Where the ‘rubber hits the road’


Evaluation and policy clinics give graduate students opportunities to build partnerships and connect research to practice

Annalee Good started her career in education by teaching middle school social studies and civics in rural Spring Green, Wisconsin, more than two decades ago. After three years, she moved west for a two-year stint in a similar position in Hamilton, Montana.

“I fully intended for classroom teaching to be my life, but I also wanted to get my master’s degree and was fortunate to end up here,” Good says of UW–Madison.

Much of her graduate work within the School of Education centered on examining why teachers are rarely involved with the creation of education policy. Good eventually earned both her master’s degree (2008) and Ph.D. (2011) from the Department of Educational Policy Studies.
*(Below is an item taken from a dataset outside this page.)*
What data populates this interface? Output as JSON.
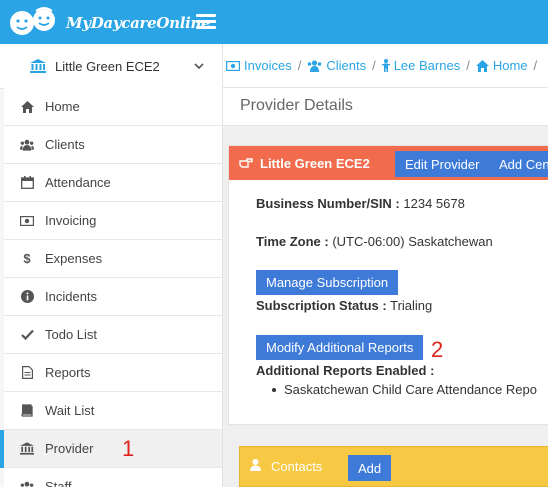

cover of summer 2019 learning connections featuring an alumni standing on a balcony“After I finished my doctorate, I kind of got sucked in and wanted to remain a part of the university,” says Good, now an assistant scientist with the School of Education’s Wisconsin Center for Education Research (WCER) and the co-director of the Wisconsin Evaluation Collaborative.

Since 2015, she has led both the WCER Evaluation Clinic and the Wisconsin Education Policy, Outreach, and Practice (WEPOP) initiative. The Evaluation Clinic is designed to match graduate students with community partners around Dane County to support small-scale program evaluation needs. WEPOP similarly utilizes doctoral students to work with practicing teachers to build the skills and tools necessary to better make their voices heard in education policy discussions.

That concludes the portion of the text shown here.